I woke up so early today. "Early". I thought it was already 3pm.. But I guess I'm early!!! Needa study.. I'm getting nowhere.. Totally nowhere.. I dunno how to face anyone.. Cuz I'm so dead. Hahaz..

***

Yesterday's match was Great!!!! Brazil is so AMAZING!!! Watching them play is such happiness.. They can do MAGIC. I'm so happy they beat Aust with a 2-0. Bet many gamblers who bet that they win will be rejoicing as well.

Okay..

I had a great birthday. Though it was quite a quiet one.. I'm really glad. There are fireworks on my bday night!!! Too bad I didn't get to see.. But wells..









IT'S GREAT TO BE 18!

Sunday, June 11, 2006

I was feeling pretty nostalgic. It's true that whatever I've been holding on was actually nothing but air. It slips past your fingers so easily that you can't even stop. I've been silly. Really silly. But it doesn't matter anymore. I know and I've seen how such things fool me around. I will never let the same mistakes eat me up. I told my teacher that and I still hold true.. that I am not dumb enough to let the same mistakes engulf me into the worst misery. Of cuz I didn't put it that bluntly across. But that was what I had meant.

My favourite blogger didn't blog. I guess maybe she's feeling the same as me. Or maybe she has found her things to do and kept herself busy at that. I like to read from her.
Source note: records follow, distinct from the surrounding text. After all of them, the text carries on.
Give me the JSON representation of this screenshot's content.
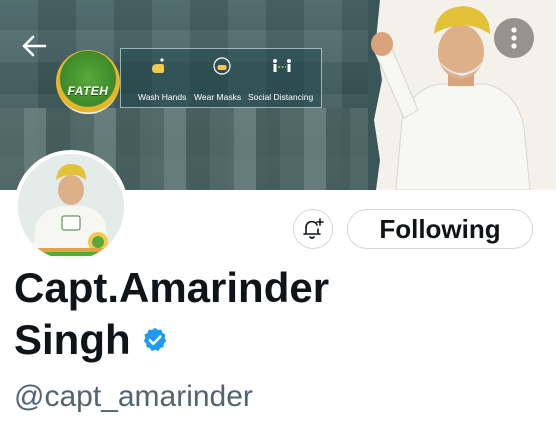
{
  "banner": {
    "logo_text": "FATEH",
    "campaign_items": [
      {
        "label": "Wash Hands",
        "icon": "hand-wash-icon"
      },
      {
        "label": "Wear Masks",
        "icon": "mask-icon"
      },
      {
        "label": "Social Distancing",
        "icon": "social-distancing-icon"
      }
    ]
  },
  "profile": {
    "display_name_line1": "Capt.Amarinder",
    "display_name_line2": "Singh",
    "handle": "@capt_amarinder",
    "verified": true
  },
  "actions": {
    "following_label": "Following",
    "notify_icon": "bell-plus-icon"
  },
  "nav": {
    "back_icon": "back-arrow-icon",
    "more_icon": "more-icon"
  },
  "colors": {
    "verified": "#1d9bf0",
    "text_primary": "#0f1419",
    "text_secondary": "#536471",
    "border": "#cfd9de"
  }
}
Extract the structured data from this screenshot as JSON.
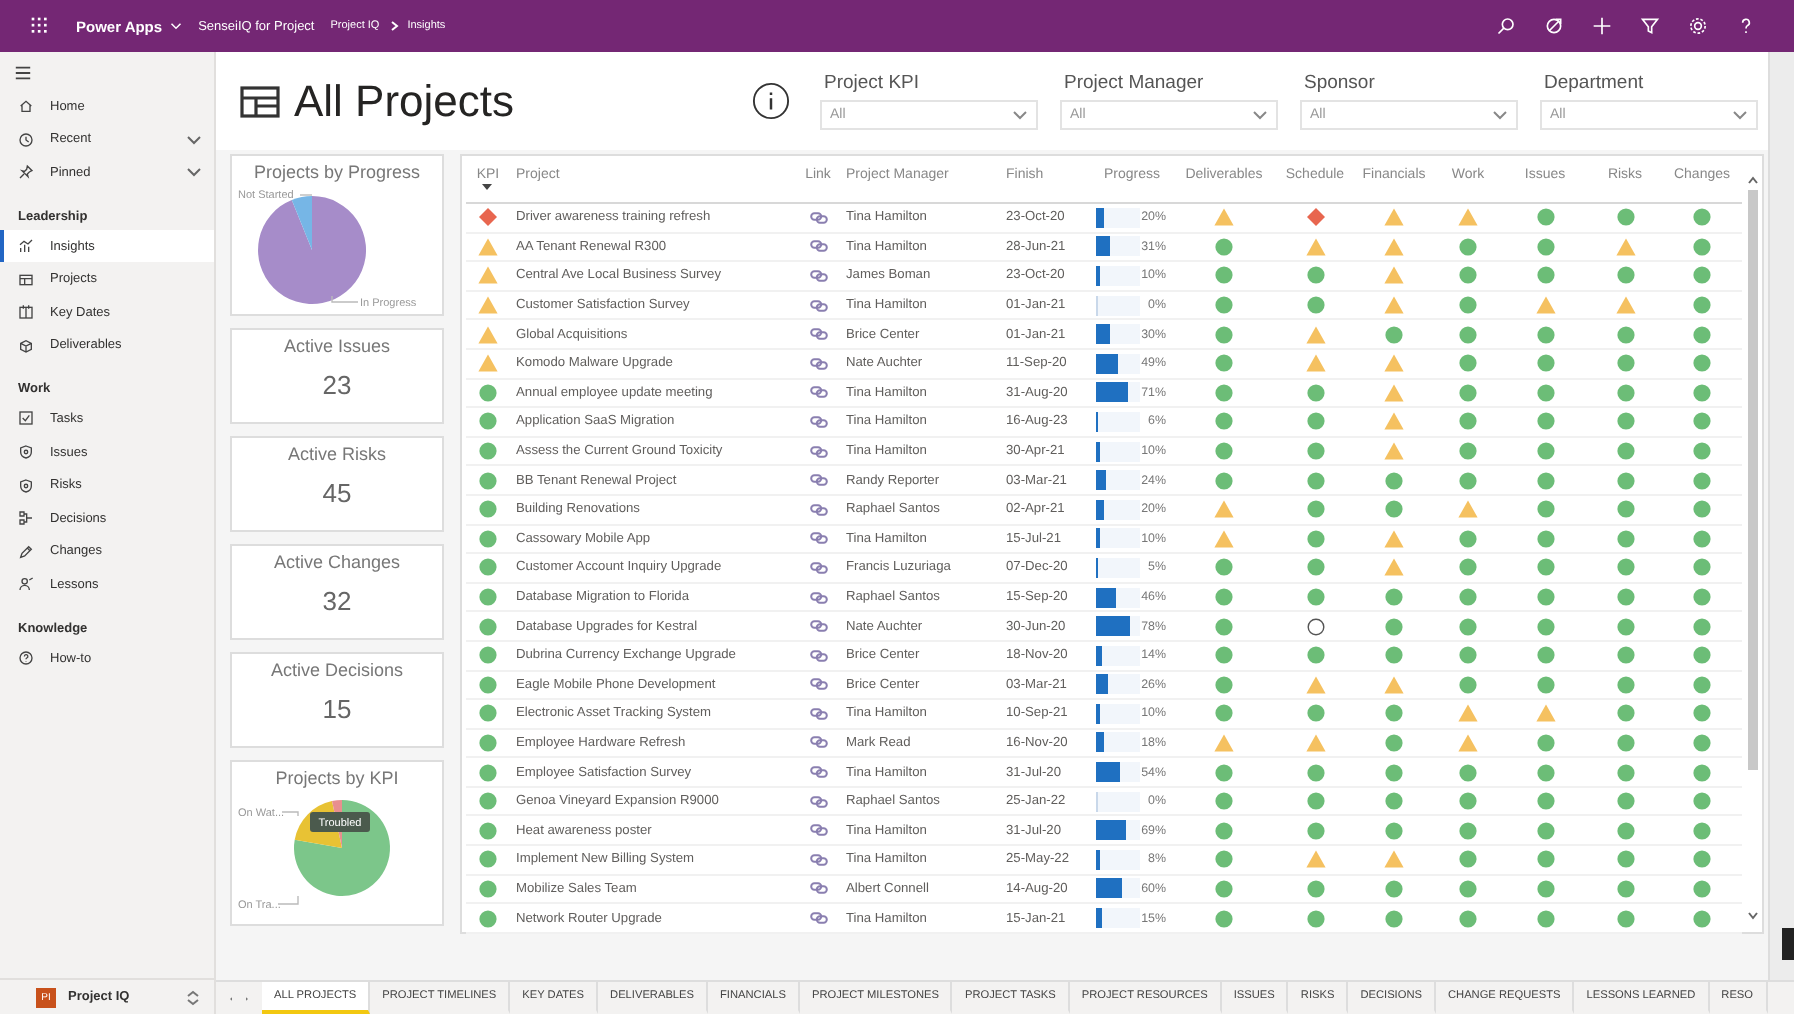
{
  "top_bar": {
    "app_name": "Power Apps",
    "environment": "SenseiIQ for Project",
    "breadcrumb": [
      "Project IQ",
      "Insights"
    ]
  },
  "sidebar": {
    "top_items": [
      {
        "label": "Home",
        "has_menu": false,
        "selected": false
      },
      {
        "label": "Recent",
        "has_menu": true,
        "selected": false
      },
      {
        "label": "Pinned",
        "has_menu": true,
        "selected": false
      }
    ],
    "sections": [
      {
        "title": "Leadership",
        "items": [
          {
            "label": "Insights",
            "selected": true
          },
          {
            "label": "Projects",
            "selected": false
          },
          {
            "label": "Key Dates",
            "selected": false
          },
          {
            "label": "Deliverables",
            "selected": false
          }
        ]
      },
      {
        "title": "Work",
        "items": [
          {
            "label": "Tasks",
            "selected": false
          },
          {
            "label": "Issues",
            "selected": false
          },
          {
            "label": "Risks",
            "selected": false
          },
          {
            "label": "Decisions",
            "selected": false
          },
          {
            "label": "Changes",
            "selected": false
          },
          {
            "label": "Lessons",
            "selected": false
          }
        ]
      },
      {
        "title": "Knowledge",
        "items": [
          {
            "label": "How-to",
            "selected": false
          }
        ]
      }
    ],
    "app_switcher": {
      "badge": "PI",
      "name": "Project IQ"
    }
  },
  "page": {
    "title": "All Projects"
  },
  "filters": [
    {
      "label": "Project KPI",
      "value": "All"
    },
    {
      "label": "Project Manager",
      "value": "All"
    },
    {
      "label": "Sponsor",
      "value": "All"
    },
    {
      "label": "Department",
      "value": "All"
    }
  ],
  "cards": [
    {
      "kind": "progress_pie",
      "title": "Projects by Progress",
      "labels": [
        "Not Started",
        "In Progress"
      ]
    },
    {
      "kind": "metric",
      "title": "Active Issues",
      "value": "23"
    },
    {
      "kind": "metric",
      "title": "Active Risks",
      "value": "45"
    },
    {
      "kind": "metric",
      "title": "Active Changes",
      "value": "32"
    },
    {
      "kind": "metric",
      "title": "Active Decisions",
      "value": "15"
    },
    {
      "kind": "kpi_pie",
      "title": "Projects by KPI",
      "labels": [
        "On Wat...",
        "On Tra..."
      ],
      "tooltip": "Troubled"
    }
  ],
  "table": {
    "columns": [
      {
        "label": "KPI",
        "sorted": true
      },
      {
        "label": "Project",
        "sorted": false
      },
      {
        "label": "Link",
        "sorted": false
      },
      {
        "label": "Project Manager",
        "sorted": false
      },
      {
        "label": "Finish",
        "sorted": false
      },
      {
        "label": "Progress",
        "sorted": false
      },
      {
        "label": "Deliverables",
        "sorted": false
      },
      {
        "label": "Schedule",
        "sorted": false
      },
      {
        "label": "Financials",
        "sorted": false
      },
      {
        "label": "Work",
        "sorted": false
      },
      {
        "label": "Issues",
        "sorted": false
      },
      {
        "label": "Risks",
        "sorted": false
      },
      {
        "label": "Changes",
        "sorted": false
      }
    ],
    "rows": [
      {
        "kpi": {
          "kind": "critical"
        },
        "project": "Driver awareness training refresh",
        "manager": "Tina Hamilton",
        "finish": "23-Oct-20",
        "progress": "20%",
        "level": 0.2,
        "statuses": [
          {
            "kind": "warning"
          },
          {
            "kind": "critical"
          },
          {
            "kind": "warning"
          },
          {
            "kind": "warning"
          },
          {
            "kind": "good"
          },
          {
            "kind": "good"
          },
          {
            "kind": "good"
          }
        ]
      },
      {
        "kpi": {
          "kind": "warning"
        },
        "project": "AA Tenant Renewal R300",
        "manager": "Tina Hamilton",
        "finish": "28-Jun-21",
        "progress": "31%",
        "level": 0.31,
        "statuses": [
          {
            "kind": "good"
          },
          {
            "kind": "warning"
          },
          {
            "kind": "warning"
          },
          {
            "kind": "good"
          },
          {
            "kind": "good"
          },
          {
            "kind": "warning"
          },
          {
            "kind": "good"
          }
        ]
      },
      {
        "kpi": {
          "kind": "warning"
        },
        "project": "Central Ave Local Business Survey",
        "manager": "James Boman",
        "finish": "23-Oct-20",
        "progress": "10%",
        "level": 0.1,
        "statuses": [
          {
            "kind": "good"
          },
          {
            "kind": "good"
          },
          {
            "kind": "warning"
          },
          {
            "kind": "good"
          },
          {
            "kind": "good"
          },
          {
            "kind": "good"
          },
          {
            "kind": "good"
          }
        ]
      },
      {
        "kpi": {
          "kind": "warning"
        },
        "project": "Customer Satisfaction Survey",
        "manager": "Tina Hamilton",
        "finish": "01-Jan-21",
        "progress": "0%",
        "level": 0,
        "statuses": [
          {
            "kind": "good"
          },
          {
            "kind": "good"
          },
          {
            "kind": "warning"
          },
          {
            "kind": "good"
          },
          {
            "kind": "warning"
          },
          {
            "kind": "warning"
          },
          {
            "kind": "good"
          }
        ]
      },
      {
        "kpi": {
          "kind": "warning"
        },
        "project": "Global Acquisitions",
        "manager": "Brice Center",
        "finish": "01-Jan-21",
        "progress": "30%",
        "level": 0.3,
        "statuses": [
          {
            "kind": "good"
          },
          {
            "kind": "warning"
          },
          {
            "kind": "good"
          },
          {
            "kind": "good"
          },
          {
            "kind": "good"
          },
          {
            "kind": "good"
          },
          {
            "kind": "good"
          }
        ]
      },
      {
        "kpi": {
          "kind": "warning"
        },
        "project": "Komodo Malware Upgrade",
        "manager": "Nate Auchter",
        "finish": "11-Sep-20",
        "progress": "49%",
        "level": 0.49,
        "statuses": [
          {
            "kind": "good"
          },
          {
            "kind": "warning"
          },
          {
            "kind": "warning"
          },
          {
            "kind": "good"
          },
          {
            "kind": "good"
          },
          {
            "kind": "good"
          },
          {
            "kind": "good"
          }
        ]
      },
      {
        "kpi": {
          "kind": "good"
        },
        "project": "Annual employee update meeting",
        "manager": "Tina Hamilton",
        "finish": "31-Aug-20",
        "progress": "71%",
        "level": 0.71,
        "statuses": [
          {
            "kind": "good"
          },
          {
            "kind": "good"
          },
          {
            "kind": "warning"
          },
          {
            "kind": "good"
          },
          {
            "kind": "good"
          },
          {
            "kind": "good"
          },
          {
            "kind": "good"
          }
        ]
      },
      {
        "kpi": {
          "kind": "good"
        },
        "project": "Application SaaS Migration",
        "manager": "Tina Hamilton",
        "finish": "16-Aug-23",
        "progress": "6%",
        "level": 0.06,
        "statuses": [
          {
            "kind": "good"
          },
          {
            "kind": "good"
          },
          {
            "kind": "warning"
          },
          {
            "kind": "good"
          },
          {
            "kind": "good"
          },
          {
            "kind": "good"
          },
          {
            "kind": "good"
          }
        ]
      },
      {
        "kpi": {
          "kind": "good"
        },
        "project": "Assess the Current Ground Toxicity",
        "manager": "Tina Hamilton",
        "finish": "30-Apr-21",
        "progress": "10%",
        "level": 0.1,
        "statuses": [
          {
            "kind": "good"
          },
          {
            "kind": "good"
          },
          {
            "kind": "warning"
          },
          {
            "kind": "good"
          },
          {
            "kind": "good"
          },
          {
            "kind": "good"
          },
          {
            "kind": "good"
          }
        ]
      },
      {
        "kpi": {
          "kind": "good"
        },
        "project": "BB Tenant Renewal Project",
        "manager": "Randy Reporter",
        "finish": "03-Mar-21",
        "progress": "24%",
        "level": 0.24,
        "statuses": [
          {
            "kind": "good"
          },
          {
            "kind": "good"
          },
          {
            "kind": "good"
          },
          {
            "kind": "good"
          },
          {
            "kind": "good"
          },
          {
            "kind": "good"
          },
          {
            "kind": "good"
          }
        ]
      },
      {
        "kpi": {
          "kind": "good"
        },
        "project": "Building Renovations",
        "manager": "Raphael Santos",
        "finish": "02-Apr-21",
        "progress": "20%",
        "level": 0.2,
        "statuses": [
          {
            "kind": "warning"
          },
          {
            "kind": "good"
          },
          {
            "kind": "good"
          },
          {
            "kind": "warning"
          },
          {
            "kind": "good"
          },
          {
            "kind": "good"
          },
          {
            "kind": "good"
          }
        ]
      },
      {
        "kpi": {
          "kind": "good"
        },
        "project": "Cassowary Mobile App",
        "manager": "Tina Hamilton",
        "finish": "15-Jul-21",
        "progress": "10%",
        "level": 0.1,
        "statuses": [
          {
            "kind": "warning"
          },
          {
            "kind": "good"
          },
          {
            "kind": "warning"
          },
          {
            "kind": "good"
          },
          {
            "kind": "good"
          },
          {
            "kind": "good"
          },
          {
            "kind": "good"
          }
        ]
      },
      {
        "kpi": {
          "kind": "good"
        },
        "project": "Customer Account Inquiry Upgrade",
        "manager": "Francis Luzuriaga",
        "finish": "07-Dec-20",
        "progress": "5%",
        "level": 0.05,
        "statuses": [
          {
            "kind": "good"
          },
          {
            "kind": "good"
          },
          {
            "kind": "warning"
          },
          {
            "kind": "good"
          },
          {
            "kind": "good"
          },
          {
            "kind": "good"
          },
          {
            "kind": "good"
          }
        ]
      },
      {
        "kpi": {
          "kind": "good"
        },
        "project": "Database Migration to Florida",
        "manager": "Raphael Santos",
        "finish": "15-Sep-20",
        "progress": "46%",
        "level": 0.46,
        "statuses": [
          {
            "kind": "good"
          },
          {
            "kind": "good"
          },
          {
            "kind": "good"
          },
          {
            "kind": "good"
          },
          {
            "kind": "good"
          },
          {
            "kind": "good"
          },
          {
            "kind": "good"
          }
        ]
      },
      {
        "kpi": {
          "kind": "good"
        },
        "project": "Database Upgrades for Kestral",
        "manager": "Nate Auchter",
        "finish": "30-Jun-20",
        "progress": "78%",
        "level": 0.78,
        "statuses": [
          {
            "kind": "good"
          },
          {
            "kind": "none"
          },
          {
            "kind": "good"
          },
          {
            "kind": "good"
          },
          {
            "kind": "good"
          },
          {
            "kind": "good"
          },
          {
            "kind": "good"
          }
        ]
      },
      {
        "kpi": {
          "kind": "good"
        },
        "project": "Dubrina Currency Exchange Upgrade",
        "manager": "Brice Center",
        "finish": "18-Nov-20",
        "progress": "14%",
        "level": 0.14,
        "statuses": [
          {
            "kind": "good"
          },
          {
            "kind": "good"
          },
          {
            "kind": "good"
          },
          {
            "kind": "good"
          },
          {
            "kind": "good"
          },
          {
            "kind": "good"
          },
          {
            "kind": "good"
          }
        ]
      },
      {
        "kpi": {
          "kind": "good"
        },
        "project": "Eagle Mobile Phone Development",
        "manager": "Brice Center",
        "finish": "03-Mar-21",
        "progress": "26%",
        "level": 0.26,
        "statuses": [
          {
            "kind": "good"
          },
          {
            "kind": "warning"
          },
          {
            "kind": "warning"
          },
          {
            "kind": "good"
          },
          {
            "kind": "good"
          },
          {
            "kind": "good"
          },
          {
            "kind": "good"
          }
        ]
      },
      {
        "kpi": {
          "kind": "good"
        },
        "project": "Electronic Asset Tracking System",
        "manager": "Tina Hamilton",
        "finish": "10-Sep-21",
        "progress": "10%",
        "level": 0.1,
        "statuses": [
          {
            "kind": "good"
          },
          {
            "kind": "good"
          },
          {
            "kind": "good"
          },
          {
            "kind": "warning"
          },
          {
            "kind": "warning"
          },
          {
            "kind": "good"
          },
          {
            "kind": "good"
          }
        ]
      },
      {
        "kpi": {
          "kind": "good"
        },
        "project": "Employee Hardware Refresh",
        "manager": "Mark Read",
        "finish": "16-Nov-20",
        "progress": "18%",
        "level": 0.18,
        "statuses": [
          {
            "kind": "warning"
          },
          {
            "kind": "warning"
          },
          {
            "kind": "good"
          },
          {
            "kind": "warning"
          },
          {
            "kind": "good"
          },
          {
            "kind": "good"
          },
          {
            "kind": "good"
          }
        ]
      },
      {
        "kpi": {
          "kind": "good"
        },
        "project": "Employee Satisfaction Survey",
        "manager": "Tina Hamilton",
        "finish": "31-Jul-20",
        "progress": "54%",
        "level": 0.54,
        "statuses": [
          {
            "kind": "good"
          },
          {
            "kind": "good"
          },
          {
            "kind": "good"
          },
          {
            "kind": "good"
          },
          {
            "kind": "good"
          },
          {
            "kind": "good"
          },
          {
            "kind": "good"
          }
        ]
      },
      {
        "kpi": {
          "kind": "good"
        },
        "project": "Genoa Vineyard Expansion R9000",
        "manager": "Raphael Santos",
        "finish": "25-Jan-22",
        "progress": "0%",
        "level": 0,
        "statuses": [
          {
            "kind": "good"
          },
          {
            "kind": "good"
          },
          {
            "kind": "good"
          },
          {
            "kind": "good"
          },
          {
            "kind": "good"
          },
          {
            "kind": "good"
          },
          {
            "kind": "good"
          }
        ]
      },
      {
        "kpi": {
          "kind": "good"
        },
        "project": "Heat awareness poster",
        "manager": "Tina Hamilton",
        "finish": "31-Jul-20",
        "progress": "69%",
        "level": 0.69,
        "statuses": [
          {
            "kind": "good"
          },
          {
            "kind": "good"
          },
          {
            "kind": "good"
          },
          {
            "kind": "good"
          },
          {
            "kind": "good"
          },
          {
            "kind": "good"
          },
          {
            "kind": "good"
          }
        ]
      },
      {
        "kpi": {
          "kind": "good"
        },
        "project": "Implement New Billing System",
        "manager": "Tina Hamilton",
        "finish": "25-May-22",
        "progress": "8%",
        "level": 0.08,
        "statuses": [
          {
            "kind": "good"
          },
          {
            "kind": "warning"
          },
          {
            "kind": "warning"
          },
          {
            "kind": "good"
          },
          {
            "kind": "good"
          },
          {
            "kind": "good"
          },
          {
            "kind": "good"
          }
        ]
      },
      {
        "kpi": {
          "kind": "good"
        },
        "project": "Mobilize Sales Team",
        "manager": "Albert Connell",
        "finish": "14-Aug-20",
        "progress": "60%",
        "level": 0.6,
        "statuses": [
          {
            "kind": "good"
          },
          {
            "kind": "good"
          },
          {
            "kind": "good"
          },
          {
            "kind": "good"
          },
          {
            "kind": "good"
          },
          {
            "kind": "good"
          },
          {
            "kind": "good"
          }
        ]
      },
      {
        "kpi": {
          "kind": "good"
        },
        "project": "Network Router Upgrade",
        "manager": "Tina Hamilton",
        "finish": "15-Jan-21",
        "progress": "15%",
        "level": 0.15,
        "statuses": [
          {
            "kind": "good"
          },
          {
            "kind": "good"
          },
          {
            "kind": "good"
          },
          {
            "kind": "good"
          },
          {
            "kind": "good"
          },
          {
            "kind": "good"
          },
          {
            "kind": "good"
          }
        ]
      }
    ]
  },
  "page_tabs": [
    {
      "label": "ALL PROJECTS",
      "selected": true
    },
    {
      "label": "PROJECT TIMELINES",
      "selected": false
    },
    {
      "label": "KEY DATES",
      "selected": false
    },
    {
      "label": "DELIVERABLES",
      "selected": false
    },
    {
      "label": "FINANCIALS",
      "selected": false
    },
    {
      "label": "PROJECT MILESTONES",
      "selected": false
    },
    {
      "label": "PROJECT TASKS",
      "selected": false
    },
    {
      "label": "PROJECT RESOURCES",
      "selected": false
    },
    {
      "label": "ISSUES",
      "selected": false
    },
    {
      "label": "RISKS",
      "selected": false
    },
    {
      "label": "DECISIONS",
      "selected": false
    },
    {
      "label": "CHANGE REQUESTS",
      "selected": false
    },
    {
      "label": "LESSONS LEARNED",
      "selected": false
    },
    {
      "label": "RESO",
      "selected": false
    }
  ]
}
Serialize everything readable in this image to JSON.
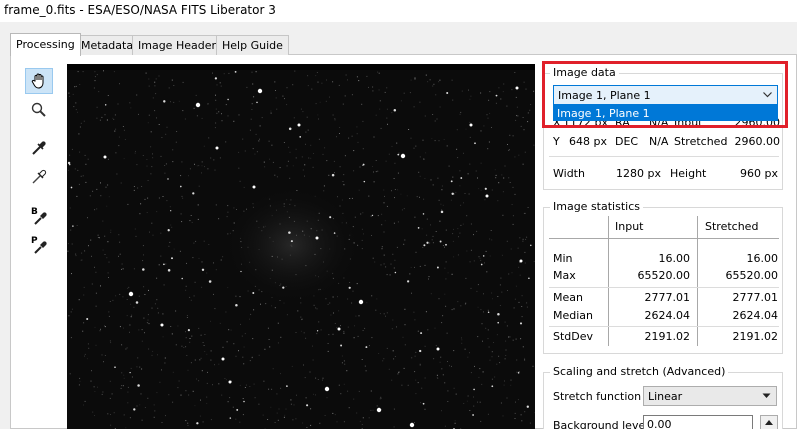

Whenever I read that someone is struggling past like me, it gives me more reason to go on. Maybe I'm just a pure sadist. Haha.

***

Oh the world cup craze just makes me feel more alive. Like at least there's something exciting going on. I'm going to find a cosy place to watch my fav team. But I can't do that for most matches. Becuz sch sucks. Hahaha..

***

I've learnt to let go of things that are not worth it. I've learnt to let go without asking why it happens. I don't need a better reason to let go. It takes two hands to clap indeed. It has been a long time. Enough for me to know that whatever it was, it was just not worth it.

Goodbye to all the freaks out there. *smuackz*~
It has been a really lovely time.

Of course, it's good to know that I have the superwoman calibre. Hah.